Mayo telemedicine link aids infarct angioplasty
Better sharing of information optimizes patient care in a variety of locations

By: Catherine Carrington

If a patient had a heart attack in Mankato, MN, last year, the only treatment available was thrombolytic therapy-even though primary angioplasty has proved to be more effective in clinical trials, and Immanuel St. Joseph's Hospital has a catheterization laboratory. That's because the hospital was not prepared to do coronary artery bypass surgery on site if the patient developed serious problems while undergoing angioplasty to open the blocked coronary artery.

Now, a telemedicine link to the Mayo Clinic in Rochester, some 90 miles away, is enabling interventional cardiologists in Mankato to treat heart attack patients with angioplasty while maintaining contact with colleagues in the cath lab at St. Mary's Hospital, one of two Mayo medical centers in Rochester. It also gives cardiac surgeons in Rochester immediate access to angiographic images and other clinical data needed to prepare for bypass surgery, so they can be ready to operate as soon as the patient arrives from Mankato by air or ambulance.

The program, which will be the subject of a report at the annual scientific sessions of the American Heart Association this month, means that patients can stay near home while receiving world-class treatment for a potentially life-threatening condition. It also means that Mankato's interventional cardiologists, all of whom also pull duty in Rochester's cath lab on a regular basis, no longer have to stand idly by when a heart attack victim arrives at the Mankato emergency room.

"They wanted to be able to provide optimal care of the patients wherever they were, not just here in Rochester," said Dr. David R. Holmes Jr., who directs the cath lab at the Mayo Clinic and was one of the telemedicine project's founders.

During angioplasty procedures, a T3 line connects the cath labs in Rochester and Mankato, a town of some 31,000 residents that serves a population 10 times larger than that from the surrounding 12 south-central Minnesota counties. The telemedicine link carries angiographic images, compressed 6:1, in real-time, as well as a delayed set of uncompressed angiograms from Mankato to Rochester. In addition, the standby cardiologist in Rochester can see hemodynamic pressure readings and waveforms, intravascular ultrasound images, and the hands and face of the Mankato cardiologist.

The videoconferencing consultations have included discussions on such matters as the best angioplasty balloon to select for a specific coronary artery and type of lesion, balloon positioning, stent size and positioning, and whether to use intravascular ultrasound to guide some of these decisions.

It's not that the three interventionalists in Mankato are inexperienced, but rather that at the Mayo Clinic, collaboration is the norm in the cath lab, said Dr. Henry Ting, an interventional cardiologist who leads the Mankato team.

"We wanted to recreate the cath lab environment that exists at St. Mary's Hospital Mayo Clinic, where there are five adult labs that are operational at all times with five different consultants. So if there is an issue, we can always ask someone else in another room for an opinion or put our heads together. That's what we instituted with the telemedicine system, so that if there were issues or questions, we could immediately get continuous real-time consultation from Rochester," Ting said.

It's as if the Mankato cath lab was another room in the same institution; it just happens that the institution is 90 miles away, Holmes said.

The program has gone so well that a similar project was launched last November in another Mayo Clinic-affiliated hospital, in La Crosse, WI. Equally important, the Mankato program will likely take another step closer to replicating the atmosphere at the Mayo Clinic cath lab by replacing routine, hour-long telemedical consultations between Rochester and Mankato with on-demand consultations, only when a specific question arises.

The teledilatation project, as it is called, is an acknowledgement that cardiac surgical backup during angioplasty, despite being officially recommended by the American College of Cardiology, does not really exist.
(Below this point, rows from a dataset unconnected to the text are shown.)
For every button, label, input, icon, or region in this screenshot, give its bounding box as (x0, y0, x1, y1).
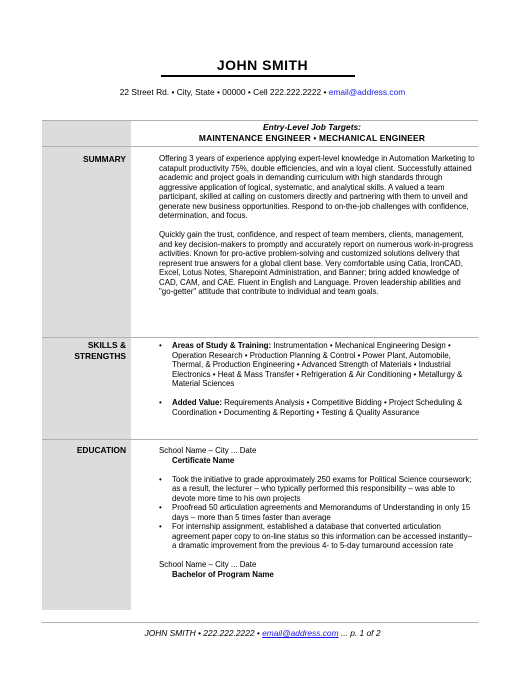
skills-item-study-title: Areas of Study & Training: (172, 341, 272, 350)
education-bullet-text: Proofread 50 articulation agreements and Memorandums of Understanding in only 15 days – more than 5 times faster than average (172, 503, 471, 522)
summary-paragraph-2: Quickly gain the trust, confidence, and respect of team members, clients, management, and key decision-makers to promptly and accurately report on numerous work-in-progress activities. Known for pro-active problem-solving and customized solutions delivery that represent true answers for a global client base. Very comfortable using Catia, IronCAD, Excel, Lotus Notes, Sharepoint Administration, and Banner; bring added knowledge of CAD, CAM, and CAE. Fluent in English and Language. Proven leadership abilities and "go-getter" attitude that contribute to individual and team goals. (159, 230, 474, 296)
education-school-1: School Name – City ... Date (159, 446, 257, 455)
bullet: • (159, 341, 162, 350)
contact-address: 22 Street Rd. • City, State • 00000 • Cell 222.222.2222 • (119, 87, 329, 97)
divider-skills (42, 439, 478, 440)
bullet: • (159, 398, 162, 407)
divider-summary (42, 337, 478, 338)
skills-item-value-title: Added Value: (172, 398, 222, 407)
skills-label-line2: STRENGTHS (74, 351, 126, 361)
education-bullet-text: For internship assignment, established a database that converted articulation agreement paper copy to on-line status so this information can be accessed instantly– a dramatic improvement from the previous 4- to 5-day turnaround accession rate (172, 522, 473, 550)
summary-paragraph-1: Offering 3 years of experience applying expert-level knowledge in Automation Marketing to catapult productivity 75%, double efficiencies, and win a loyal client. Successfully attained academic and project goals in demanding curriculum with high standards through aggressive application of logical, systematic, and analytical skills. A valued a team participant, skilled at calling on customers directly and partnering with them to unveil and generate new business opportunities. Respond to on-the-job challenges with confidence, determination, and focus. (159, 154, 475, 220)
footer-prefix: JOHN SMITH • 222.222.2222 • (144, 628, 263, 638)
education-content (159, 446, 475, 579)
skills-content (159, 341, 475, 417)
summary-label: SUMMARY (83, 154, 126, 164)
skills-label (42, 340, 126, 362)
job-targets-titles: MAINTENANCE ENGINEER • MECHANICAL ENGINEER (198, 133, 426, 143)
name-heading: JOHN SMITH (216, 57, 309, 73)
education-bullet (159, 475, 475, 504)
bullet: • (159, 522, 162, 531)
education-bullet (159, 522, 475, 551)
education-school-2: School Name – City ... Date (159, 560, 257, 569)
contact-line (0, 87, 525, 97)
skills-item-study (159, 341, 475, 389)
page-footer (0, 628, 525, 638)
skills-item-study-text: Instrumentation • Mechanical Engineering Design • Operation Research • Production Planning & Control • Power Plant, Automobile, Thermal, & Production Engineering • Advanced Strength of Materials • Industrial Electronics • Heat & Mass Transfer • Refrigeration & Air Conditioning • Metallurgy & Material Sciences (172, 341, 463, 388)
section-label-column (42, 121, 131, 610)
education-label: EDUCATION (76, 445, 126, 455)
education-certificate: Certificate Name (172, 455, 235, 465)
skills-item-value-text: Requirements Analysis • Competitive Bidding • Project Scheduling & Coordination • Documenting & Reporting • Testing & Quality Assurance (172, 398, 463, 417)
education-bullet (159, 503, 475, 522)
footer-email-link[interactable]: email@address.com (262, 628, 339, 638)
education-bullet-text: Took the initiative to grade approximately 250 exams for Political Science coursework; as a result, the lecturer – who typically performed this responsibility – was able to devote more time to his own projects (172, 474, 472, 503)
bullet: • (159, 474, 162, 484)
divider-top (42, 120, 478, 121)
job-targets-heading: Entry-Level Job Targets: (263, 122, 361, 132)
skills-item-value (159, 398, 475, 417)
contact-email-link[interactable]: email@address.com (328, 87, 406, 97)
divider-bottom (42, 622, 478, 623)
bullet: • (159, 503, 162, 512)
divider-targets (42, 146, 478, 147)
job-targets (146, 122, 478, 144)
summary-content (159, 154, 475, 297)
footer-page: ... p. 1 of 2 (338, 628, 381, 638)
education-degree: Bachelor of Program Name (172, 569, 274, 579)
name-underline (161, 75, 355, 77)
skills-label-line1: SKILLS & (87, 340, 126, 350)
Even at tertiary-care centers with a full staff of cardiac surgeons, it is unheard of to routinely hold open a surgical suite just in case a problem develops in the cath lab, so getting a patient who "crashes" during angioplasty to emergency surgery involves lengthy delays under the best of circumstances.
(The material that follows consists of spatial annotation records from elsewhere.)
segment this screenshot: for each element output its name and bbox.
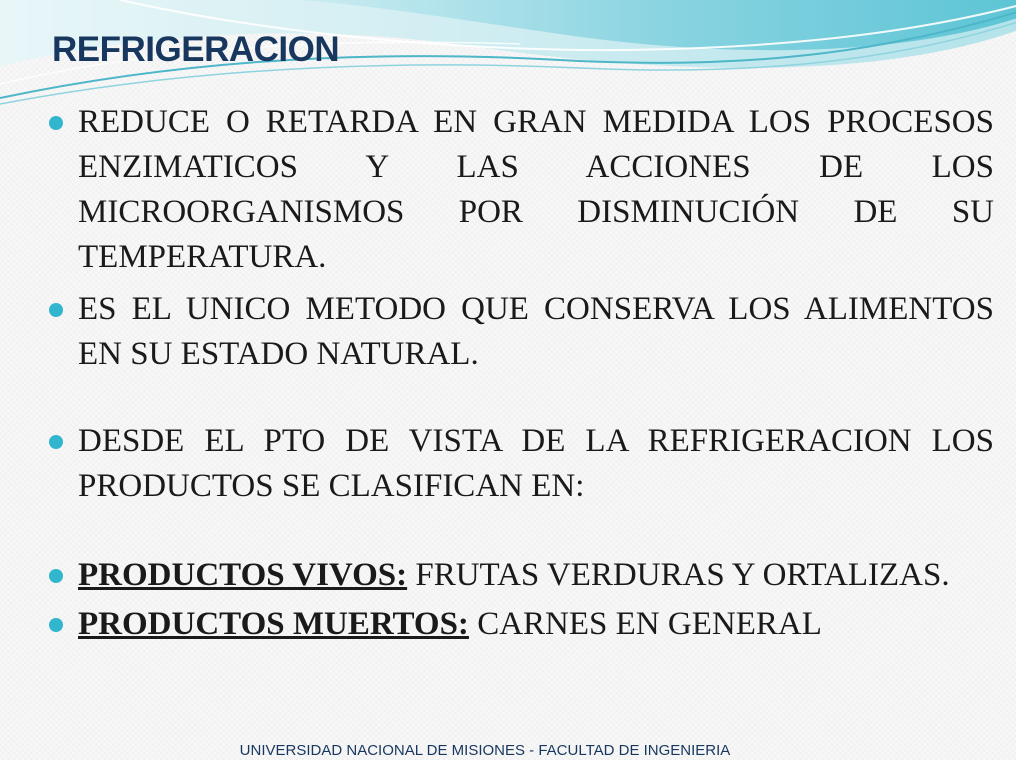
bullet-item [78,419,994,509]
bullet-list [78,100,994,647]
bullet-item [78,553,994,598]
slide-footer: UNIVERSIDAD NACIONAL DE MISIONES - FACULTAD DE INGENIERIA [239,742,731,759]
slide-border-bottom [0,760,1024,768]
slide-title: REFRIGERACION [52,30,340,69]
bullet-text: CARNES EN GENERAL [468,606,822,642]
bullet-item [78,287,994,377]
bullet-item [78,602,994,647]
slide-border-right [1016,0,1024,768]
bullet-item [78,100,994,280]
bullet-text: DESDE EL PTO DE VISTA DE LA REFRIGERACION LOS PRODUCTOS SE CLASIFICAN EN: [78,423,994,504]
bullet-term: PRODUCTOS VIVOS: [78,557,408,593]
bullet-term: PRODUCTOS MUERTOS: [78,606,469,642]
bullet-text: FRUTAS VERDURAS Y ORTALIZAS. [407,557,950,593]
bullet-text: ES EL UNICO METODO QUE CONSERVA LOS ALIMENTOS EN SU ESTADO NATURAL. [78,291,994,372]
bullet-text: REDUCE O RETARDA EN GRAN MEDIDA LOS PROCESOS ENZIMATICOS Y LAS ACCIONES DE LOS MICROORGANISMOS POR DISMINUCIÓN DE SU TEMPERATURA. [78,104,994,275]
Though the teledilatation project represents a bold use of technology, it laid a careful foundation when it began in March 1999, defining eligibility criteria and emergency transport procedures in detail. The first 50 or so cases involved very low risk patients in need of elective-not infarct-angioplasty. All procedures were completed with 100% success.

Only in March did the Mankato team begin treating heart attack victims with angioplasty. By late July, it had completed 26 cases in this much higher risk group, all successfully. All told, more than 120 patients have had elective or infarct angioplasty at Mankato; none has required transport to Rochester for cardiac surgery.
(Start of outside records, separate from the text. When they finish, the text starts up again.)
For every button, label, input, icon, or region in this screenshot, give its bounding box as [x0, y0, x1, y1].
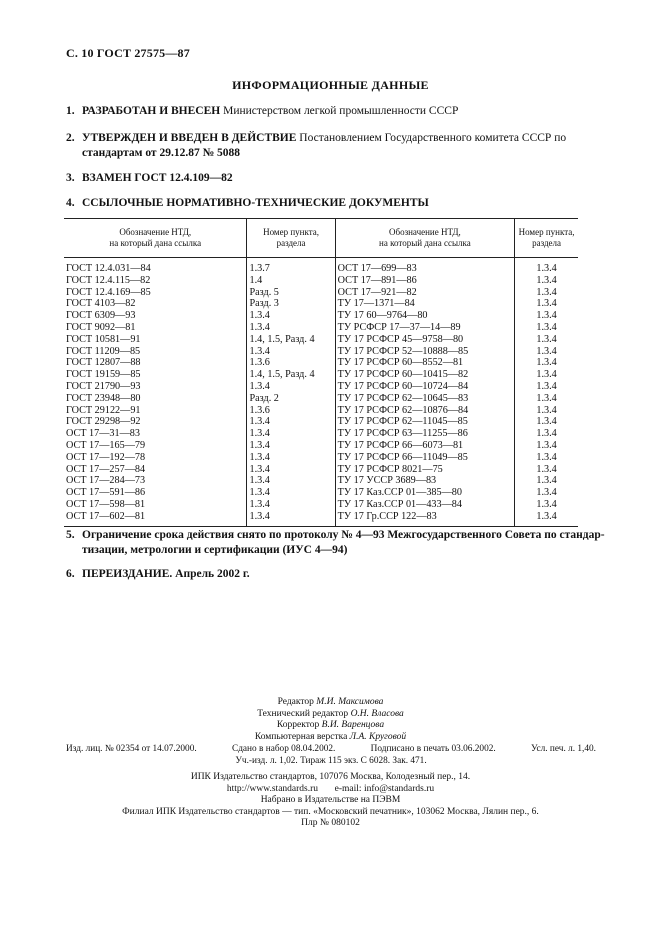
doc-cell: ОСТ 17—891—86 — [335, 275, 514, 287]
point-cell: 1.4, 1.5, Разд. 4 — [247, 334, 335, 346]
doc-cell: ГОСТ 29122—91 — [66, 404, 141, 416]
point-cell: 1.4 — [247, 275, 335, 287]
point-cell: Разд. 2 — [247, 393, 335, 405]
doc-cell: ТУ 17 РСФСР 62—11045—85 — [335, 416, 514, 428]
doc-cell: ТУ 17 Гр.ССР 122—83 — [335, 511, 514, 526]
point-cell: 1.3.4 — [515, 511, 578, 526]
col-header-point: Номер пункта, раздела — [515, 219, 578, 258]
reference-table — [64, 218, 578, 527]
credit-line: Компьютерная верстка Л.А. Круговой — [254, 731, 407, 742]
table-row — [64, 346, 578, 358]
doc-cell: ГОСТ 12807—88 — [66, 357, 141, 369]
point-cell: 1.3.4 — [247, 487, 335, 499]
table-row — [64, 258, 578, 275]
item-text: Апрель 2002 г. — [172, 568, 250, 580]
item-heading: ВЗАМЕН ГОСТ 12.4.109—82 — [82, 172, 233, 184]
doc-cell: ГОСТ 12.4.169—85 — [66, 286, 151, 298]
point-cell: 1.3.4 — [515, 452, 578, 464]
point-cell: 1.3.4 — [247, 499, 335, 511]
doc-cell: ТУ 17 РСФСР 60—10724—84 — [335, 381, 514, 393]
point-cell: 1.3.4 — [515, 487, 578, 499]
item-number: 2. — [66, 132, 75, 144]
doc-cell: ОСТ 17—284—73 — [66, 475, 146, 487]
table-header-row — [64, 219, 578, 258]
point-cell: 1.3.4 — [247, 464, 335, 476]
doc-cell: ГОСТ 6309—93 — [66, 310, 136, 322]
doc-cell: ТУ 17 РСФСР 60—8552—81 — [335, 357, 514, 369]
doc-cell: ГОСТ 23948—80 — [66, 392, 141, 404]
doc-cell: ТУ 17 РСФСР 63—11255—86 — [335, 428, 514, 440]
doc-cell: ОСТ 17—257—84 — [66, 463, 146, 475]
item-heading: Ограничение срока действия снято по протоколу № 4—93 Межгосударственного Совета по стандар- — [82, 529, 605, 541]
item-number: 4. — [66, 197, 75, 209]
doc-cell: ГОСТ 10581—91 — [66, 333, 141, 345]
col-header-point: Номер пункта, раздела — [247, 219, 335, 258]
doc-cell: ТУ 17 РСФСР 60—10415—82 — [335, 369, 514, 381]
doc-cell: ГОСТ 9092—81 — [66, 321, 136, 333]
table-row — [64, 452, 578, 464]
point-cell: 1.3.4 — [247, 310, 335, 322]
table-row — [64, 357, 578, 369]
item-heading: УТВЕРЖДЕН И ВВЕДЕН В ДЕЙСТВИЕ — [82, 132, 297, 144]
doc-cell: ТУ РСФСР 17—37—14—89 — [335, 322, 514, 334]
table-row — [64, 440, 578, 452]
page-header: С. 10 ГОСТ 27575—87 — [66, 46, 190, 60]
item-number: 3. — [66, 172, 75, 184]
item-2 — [66, 131, 606, 161]
item-number: 1. — [66, 105, 75, 117]
doc-cell: ОСТ 17—921—82 — [335, 287, 514, 299]
point-cell: 1.4, 1.5, Разд. 4 — [247, 369, 335, 381]
table-row — [64, 393, 578, 405]
imprint-line: ИПК Издательство стандартов, 107076 Москва, Колодезный пер., 14. — [190, 772, 471, 782]
doc-cell: ОСТ 17—598—81 — [66, 498, 146, 510]
point-cell: 1.3.4 — [247, 440, 335, 452]
item-text: Постановлением Государственного комитета СССР по — [296, 132, 567, 144]
point-cell: 1.3.4 — [515, 416, 578, 428]
credit-line: Корректор В.И. Варенцова — [276, 720, 385, 730]
credit-line: Редактор М.И. Максимова — [277, 697, 384, 707]
table-row — [64, 369, 578, 381]
item-text-cont: тизации, метрологии и сертификации (ИУС 4—94) — [82, 544, 348, 556]
table-row — [64, 381, 578, 393]
point-cell: 1.3.4 — [515, 298, 578, 310]
doc-cell: ОСТ 17—165—79 — [66, 439, 146, 451]
point-cell: 1.3.4 — [515, 369, 578, 381]
table-row — [64, 511, 578, 526]
point-cell: 1.3.4 — [247, 416, 335, 428]
doc-cell: ТУ 17 РСФСР 66—11049—85 — [335, 452, 514, 464]
point-cell: 1.3.7 — [247, 258, 335, 275]
publication-row: Изд. лиц. № 02354 от 14.07.2000. Сдано в набор 08.04.2002. Подписано в печать 03.06.2002. Усл. печ. л. 1,40. — [66, 744, 596, 754]
imprint-line: Плр № 080102 — [301, 818, 360, 828]
imprint-line: http://www.standards.ru e-mail: info@standards.ru — [226, 783, 435, 794]
item-number: 6. — [66, 568, 75, 580]
doc-cell: ТУ 17 РСФСР 62—10645—83 — [335, 393, 514, 405]
table-row — [64, 487, 578, 499]
doc-cell: ГОСТ 29298—92 — [66, 416, 141, 428]
point-cell: 1.3.4 — [515, 381, 578, 393]
imprint-line: Филиал ИПК Издательство стандартов — тип. «Московский печатник», 103062 Москва, Лялин пер., 6. — [122, 806, 539, 817]
point-cell: 1.3.4 — [515, 499, 578, 511]
item-1 — [66, 104, 606, 119]
point-cell: 1.3.4 — [515, 357, 578, 369]
table-row — [64, 298, 578, 310]
table-row — [64, 475, 578, 487]
point-cell: 1.3.4 — [515, 464, 578, 476]
imprint-line: Набрано в Издательстве на ПЭВМ — [260, 795, 401, 805]
point-cell: 1.3.4 — [515, 310, 578, 322]
point-cell: 1.3.6 — [247, 357, 335, 369]
col-header-doc: Обозначение НТД, на который дана ссылка — [64, 219, 247, 258]
table-body — [64, 258, 578, 527]
doc-cell: ГОСТ 11209—85 — [66, 345, 141, 357]
col-header-doc: Обозначение НТД, на который дана ссылка — [335, 219, 514, 258]
table-row — [64, 287, 578, 299]
point-cell: Разд. 3 — [247, 298, 335, 310]
point-cell: 1.3.4 — [515, 405, 578, 417]
doc-cell: ОСТ 17—31—83 — [66, 428, 140, 440]
doc-cell: ГОСТ 4103—82 — [66, 298, 136, 310]
doc-cell: ГОСТ 21790—93 — [66, 380, 141, 392]
item-4 — [66, 196, 606, 211]
point-cell: 1.3.4 — [247, 381, 335, 393]
credit-line: Технический редактор О.Н. Власова — [257, 708, 404, 719]
point-cell: 1.3.4 — [515, 346, 578, 358]
table-row — [64, 322, 578, 334]
publication-details — [66, 744, 596, 767]
doc-cell: ТУ 17 Каз.ССР 01—433—84 — [335, 499, 514, 511]
point-cell: 1.3.4 — [247, 428, 335, 440]
doc-cell: ТУ 17 РСФСР 66—6073—81 — [335, 440, 514, 452]
point-cell: 1.3.4 — [515, 334, 578, 346]
point-cell: 1.3.4 — [515, 393, 578, 405]
doc-cell: ТУ 17 РСФСР 45—9758—80 — [335, 334, 514, 346]
doc-cell: ТУ 17 Каз.ССР 01—385—80 — [335, 487, 514, 499]
item-text: Министерством легкой промышленности СССР — [220, 105, 459, 117]
point-cell: 1.3.4 — [247, 511, 335, 526]
point-cell: 1.3.6 — [247, 405, 335, 417]
publisher-imprint — [0, 772, 661, 830]
point-cell: 1.3.4 — [247, 452, 335, 464]
doc-cell: ОСТ 17—602—81 — [64, 511, 247, 526]
table-row — [64, 416, 578, 428]
point-cell: 1.3.4 — [247, 322, 335, 334]
point-cell: 1.3.4 — [247, 346, 335, 358]
table-row — [64, 275, 578, 287]
point-cell: 1.3.4 — [515, 258, 578, 275]
point-cell: 1.3.4 — [515, 475, 578, 487]
table-row — [64, 334, 578, 346]
point-cell: 1.3.4 — [247, 475, 335, 487]
doc-cell: ТУ 17 РСФСР 52—10888—85 — [335, 346, 514, 358]
doc-cell: ГОСТ 12.4.031—84 — [66, 263, 151, 274]
item-3 — [66, 171, 606, 186]
doc-cell: ГОСТ 12.4.115—82 — [66, 274, 151, 286]
item-text-cont: стандартам от 29.12.87 № 5088 — [82, 147, 241, 159]
doc-cell: ТУ 17 УССР 3689—83 — [335, 475, 514, 487]
table-row — [64, 310, 578, 322]
item-number: 5. — [66, 529, 75, 541]
item-heading: РАЗРАБОТАН И ВНЕСЕН — [82, 105, 221, 117]
doc-cell: ТУ 17—1371—84 — [335, 298, 514, 310]
table-row — [64, 428, 578, 440]
item-5 — [66, 528, 606, 558]
point-cell: 1.3.4 — [515, 440, 578, 452]
doc-cell: ТУ 17 РСФСР 62—10876—84 — [335, 405, 514, 417]
editorial-credits — [0, 697, 661, 743]
publication-row: Уч.-изд. л. 1,02. Тираж 115 экз. С 6028. Зак. 471. — [235, 755, 427, 766]
item-heading: ПЕРЕИЗДАНИЕ. — [82, 568, 173, 580]
doc-cell: ТУ 17 60—9764—80 — [335, 310, 514, 322]
item-6 — [66, 567, 606, 582]
doc-cell: ОСТ 17—591—86 — [66, 487, 146, 499]
table-row — [64, 464, 578, 476]
item-heading: ССЫЛОЧНЫЕ НОРМАТИВНО-ТЕХНИЧЕСКИЕ ДОКУМЕНТЫ — [82, 197, 429, 209]
doc-cell: ГОСТ 19159—85 — [66, 369, 141, 381]
point-cell: 1.3.4 — [515, 275, 578, 287]
section-title: ИНФОРМАЦИОННЫЕ ДАННЫЕ — [232, 78, 429, 92]
point-cell: 1.3.4 — [515, 322, 578, 334]
doc-cell: ОСТ 17—192—78 — [66, 451, 146, 463]
doc-cell: ТУ 17 РСФСР 8021—75 — [335, 464, 514, 476]
point-cell: Разд. 5 — [247, 287, 335, 299]
table-row — [64, 405, 578, 417]
point-cell: 1.3.4 — [515, 428, 578, 440]
table-row — [64, 499, 578, 511]
doc-cell: ОСТ 17—699—83 — [335, 258, 514, 275]
point-cell: 1.3.4 — [515, 287, 578, 299]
In addition to seeking institutional approval to change to on-demand consultation with Rochester, the Mankato interventionalists expect to begin doing more complex elective procedures soon, such as rotational atherectomy for calcified lesions.

"I think we have demonstrated that elective as well as acute myocardial infarction angioplasty can be done safely and effectively in a community hospital that does not have on-site cardiac surgical capabilities," Ting said. "It all comes back to providing the best quality care locally-but making sure it's appropriate care at the appropriate place."